Bisht9887 / Wordcloud-using-Python

0 stars 0 forks source link

tf_idf Vectorizer giving different shape of an element before and after saving it #1

Open Bisht9887 opened 5 years ago

Bisht9887 commented 5 years ago

I am using tf_idf vectorizer on dummy data as shown in the code. If I print the shape of an element after vectorization, I get the output (14,). When I save the vectorizer and later transform using that vectorizer then the shape is (1,14). May I know if anything is done wrong or is it a bug? Running the two below two lines gives different outputs. May I know why is it so?

print(file_data[0].shape)
output: (14,)

print(transformed_file.shape)
output: (1,14)
Bisht9887 commented 5 years ago
from sklearn.feature_extraction.text import TfidfVectorizer
import pickle

file_list = ["Google headquarters is in California", "Steve Jobs was a great  man",
    "Steve Jobs has done great technology innovations"]
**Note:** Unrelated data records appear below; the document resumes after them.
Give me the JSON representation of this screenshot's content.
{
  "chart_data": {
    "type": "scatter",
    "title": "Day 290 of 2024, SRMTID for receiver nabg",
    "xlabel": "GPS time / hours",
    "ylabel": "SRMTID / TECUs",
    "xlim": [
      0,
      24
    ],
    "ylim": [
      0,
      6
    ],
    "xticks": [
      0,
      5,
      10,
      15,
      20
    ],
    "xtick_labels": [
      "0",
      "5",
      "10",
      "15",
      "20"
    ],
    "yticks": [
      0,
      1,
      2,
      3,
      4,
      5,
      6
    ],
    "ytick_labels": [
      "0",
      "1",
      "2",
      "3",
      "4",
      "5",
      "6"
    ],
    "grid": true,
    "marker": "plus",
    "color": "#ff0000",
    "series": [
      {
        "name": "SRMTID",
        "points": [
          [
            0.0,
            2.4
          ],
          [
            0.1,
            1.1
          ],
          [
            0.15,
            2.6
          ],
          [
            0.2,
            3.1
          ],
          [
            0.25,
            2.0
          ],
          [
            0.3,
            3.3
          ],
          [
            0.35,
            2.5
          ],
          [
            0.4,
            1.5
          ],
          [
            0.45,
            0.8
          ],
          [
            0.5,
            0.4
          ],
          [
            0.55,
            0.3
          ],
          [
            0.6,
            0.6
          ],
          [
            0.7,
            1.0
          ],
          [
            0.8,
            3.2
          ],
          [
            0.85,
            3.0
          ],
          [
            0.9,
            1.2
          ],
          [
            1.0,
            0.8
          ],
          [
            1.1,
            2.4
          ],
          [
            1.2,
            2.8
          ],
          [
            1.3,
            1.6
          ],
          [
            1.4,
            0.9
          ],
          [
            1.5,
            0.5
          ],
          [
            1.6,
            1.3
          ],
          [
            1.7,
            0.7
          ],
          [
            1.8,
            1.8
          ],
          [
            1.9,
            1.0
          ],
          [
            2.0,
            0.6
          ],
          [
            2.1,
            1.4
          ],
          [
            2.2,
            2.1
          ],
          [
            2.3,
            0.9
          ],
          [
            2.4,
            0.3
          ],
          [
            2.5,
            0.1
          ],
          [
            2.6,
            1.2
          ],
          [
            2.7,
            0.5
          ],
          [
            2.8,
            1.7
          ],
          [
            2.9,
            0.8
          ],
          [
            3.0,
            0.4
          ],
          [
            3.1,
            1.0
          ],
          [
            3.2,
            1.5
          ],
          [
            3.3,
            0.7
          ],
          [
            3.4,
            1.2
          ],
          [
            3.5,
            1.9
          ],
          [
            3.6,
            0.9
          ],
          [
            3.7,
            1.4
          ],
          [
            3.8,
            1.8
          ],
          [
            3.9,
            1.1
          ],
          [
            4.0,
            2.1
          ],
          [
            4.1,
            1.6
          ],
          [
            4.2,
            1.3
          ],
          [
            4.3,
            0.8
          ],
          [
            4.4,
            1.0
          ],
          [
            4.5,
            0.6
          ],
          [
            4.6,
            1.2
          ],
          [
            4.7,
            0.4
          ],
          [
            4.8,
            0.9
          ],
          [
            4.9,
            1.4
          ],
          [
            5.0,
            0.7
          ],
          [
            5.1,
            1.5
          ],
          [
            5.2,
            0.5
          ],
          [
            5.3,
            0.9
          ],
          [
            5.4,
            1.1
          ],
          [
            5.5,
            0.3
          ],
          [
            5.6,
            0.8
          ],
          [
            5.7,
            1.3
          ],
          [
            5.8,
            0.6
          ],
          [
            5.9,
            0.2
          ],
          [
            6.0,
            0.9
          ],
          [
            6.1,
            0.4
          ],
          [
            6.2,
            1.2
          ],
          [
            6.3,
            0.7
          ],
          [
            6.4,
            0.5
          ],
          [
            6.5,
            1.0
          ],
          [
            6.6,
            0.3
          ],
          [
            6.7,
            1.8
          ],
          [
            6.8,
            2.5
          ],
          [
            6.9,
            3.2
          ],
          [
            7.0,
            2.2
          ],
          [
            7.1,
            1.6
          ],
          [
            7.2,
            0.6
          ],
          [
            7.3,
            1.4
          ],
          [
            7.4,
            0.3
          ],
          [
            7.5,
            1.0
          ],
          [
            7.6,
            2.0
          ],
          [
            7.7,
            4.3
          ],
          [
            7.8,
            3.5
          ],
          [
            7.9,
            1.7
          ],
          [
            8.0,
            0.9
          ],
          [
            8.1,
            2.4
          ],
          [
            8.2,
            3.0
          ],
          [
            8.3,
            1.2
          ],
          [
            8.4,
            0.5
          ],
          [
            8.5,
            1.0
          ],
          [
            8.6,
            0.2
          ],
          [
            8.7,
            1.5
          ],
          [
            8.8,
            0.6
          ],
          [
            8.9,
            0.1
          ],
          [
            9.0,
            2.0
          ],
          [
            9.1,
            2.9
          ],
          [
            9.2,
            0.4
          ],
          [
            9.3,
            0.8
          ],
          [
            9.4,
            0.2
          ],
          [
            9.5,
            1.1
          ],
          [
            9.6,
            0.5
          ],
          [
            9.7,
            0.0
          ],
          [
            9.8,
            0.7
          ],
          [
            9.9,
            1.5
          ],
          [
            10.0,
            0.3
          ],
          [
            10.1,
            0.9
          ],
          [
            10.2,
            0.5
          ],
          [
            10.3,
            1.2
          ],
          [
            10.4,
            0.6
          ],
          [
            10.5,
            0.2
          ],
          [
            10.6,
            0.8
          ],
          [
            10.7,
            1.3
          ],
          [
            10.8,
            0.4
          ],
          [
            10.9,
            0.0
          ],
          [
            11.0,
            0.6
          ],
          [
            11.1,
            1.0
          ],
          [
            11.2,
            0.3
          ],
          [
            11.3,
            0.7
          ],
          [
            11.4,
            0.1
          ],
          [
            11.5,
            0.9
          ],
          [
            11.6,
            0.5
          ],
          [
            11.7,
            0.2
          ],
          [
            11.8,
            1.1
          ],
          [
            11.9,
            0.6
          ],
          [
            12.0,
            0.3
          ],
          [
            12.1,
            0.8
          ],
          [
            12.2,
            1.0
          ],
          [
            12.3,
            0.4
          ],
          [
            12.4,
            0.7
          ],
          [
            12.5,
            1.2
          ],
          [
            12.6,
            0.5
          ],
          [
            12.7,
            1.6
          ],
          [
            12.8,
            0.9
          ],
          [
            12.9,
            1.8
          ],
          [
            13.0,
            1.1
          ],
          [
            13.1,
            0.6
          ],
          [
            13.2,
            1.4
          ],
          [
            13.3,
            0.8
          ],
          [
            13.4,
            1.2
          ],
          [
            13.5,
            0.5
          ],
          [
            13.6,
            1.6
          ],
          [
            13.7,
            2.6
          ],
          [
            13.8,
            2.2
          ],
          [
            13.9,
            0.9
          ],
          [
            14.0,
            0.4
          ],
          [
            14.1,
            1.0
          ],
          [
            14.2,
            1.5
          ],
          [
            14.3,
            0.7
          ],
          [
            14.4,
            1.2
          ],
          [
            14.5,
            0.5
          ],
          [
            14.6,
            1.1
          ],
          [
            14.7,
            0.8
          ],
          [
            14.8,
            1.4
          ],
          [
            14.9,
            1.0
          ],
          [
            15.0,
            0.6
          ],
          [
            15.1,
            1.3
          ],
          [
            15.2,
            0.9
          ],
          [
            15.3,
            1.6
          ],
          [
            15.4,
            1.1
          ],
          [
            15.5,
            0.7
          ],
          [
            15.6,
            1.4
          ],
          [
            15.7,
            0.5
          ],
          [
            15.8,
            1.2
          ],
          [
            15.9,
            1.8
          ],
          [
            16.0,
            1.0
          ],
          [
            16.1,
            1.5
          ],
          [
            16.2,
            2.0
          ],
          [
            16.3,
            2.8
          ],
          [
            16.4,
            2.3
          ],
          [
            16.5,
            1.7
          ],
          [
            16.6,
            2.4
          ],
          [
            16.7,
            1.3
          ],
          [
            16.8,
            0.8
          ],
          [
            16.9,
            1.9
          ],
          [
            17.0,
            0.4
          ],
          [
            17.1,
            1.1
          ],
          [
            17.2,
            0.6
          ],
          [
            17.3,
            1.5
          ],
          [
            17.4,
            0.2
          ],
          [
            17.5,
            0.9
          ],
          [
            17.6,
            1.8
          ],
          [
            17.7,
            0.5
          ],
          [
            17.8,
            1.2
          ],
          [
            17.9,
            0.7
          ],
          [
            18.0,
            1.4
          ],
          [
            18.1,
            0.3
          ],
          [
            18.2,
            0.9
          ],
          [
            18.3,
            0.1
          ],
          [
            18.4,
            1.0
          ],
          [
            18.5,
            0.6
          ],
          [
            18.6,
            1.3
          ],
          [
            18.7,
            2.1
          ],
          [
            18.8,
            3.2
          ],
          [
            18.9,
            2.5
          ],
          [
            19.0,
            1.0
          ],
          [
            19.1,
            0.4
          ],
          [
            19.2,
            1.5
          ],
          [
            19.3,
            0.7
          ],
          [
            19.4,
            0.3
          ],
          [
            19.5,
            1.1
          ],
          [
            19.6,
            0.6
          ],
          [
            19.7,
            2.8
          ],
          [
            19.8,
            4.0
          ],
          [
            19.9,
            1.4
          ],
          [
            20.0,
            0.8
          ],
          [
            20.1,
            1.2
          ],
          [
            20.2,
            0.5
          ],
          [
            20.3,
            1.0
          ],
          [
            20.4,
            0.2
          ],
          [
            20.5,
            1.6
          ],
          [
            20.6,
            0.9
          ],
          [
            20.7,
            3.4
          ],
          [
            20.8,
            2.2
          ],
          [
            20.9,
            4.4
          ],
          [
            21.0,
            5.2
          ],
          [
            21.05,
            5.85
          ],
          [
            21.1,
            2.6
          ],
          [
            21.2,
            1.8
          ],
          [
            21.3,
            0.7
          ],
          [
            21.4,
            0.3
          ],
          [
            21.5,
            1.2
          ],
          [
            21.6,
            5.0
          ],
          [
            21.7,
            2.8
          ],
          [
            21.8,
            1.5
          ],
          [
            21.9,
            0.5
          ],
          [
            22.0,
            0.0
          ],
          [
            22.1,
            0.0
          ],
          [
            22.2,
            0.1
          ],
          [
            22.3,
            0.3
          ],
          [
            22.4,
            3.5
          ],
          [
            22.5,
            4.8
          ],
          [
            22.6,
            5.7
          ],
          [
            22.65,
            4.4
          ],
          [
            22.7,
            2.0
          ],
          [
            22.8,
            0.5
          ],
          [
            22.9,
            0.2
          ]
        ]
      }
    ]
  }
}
transformer = TfidfVectorizer().fit(file_list)
file_data = transformer.transform(file_list)
with open('transformer.pickle', 'wb') as handle:
    pickle.dump(transformer, handle, protocol=pickle.HIGHEST_PROTOCOL)
file_data = file_data.toarray()
with open('transformer.pickle', 'rb') as handle:
    transformer = pickle.load(handle)
transformed_file = transformer.transform([file_list[0]]).toarray(

print(file_data[0].shape)
# output: (14,)

print(transformed_file.shape)
# output: (1,14)

# why different output?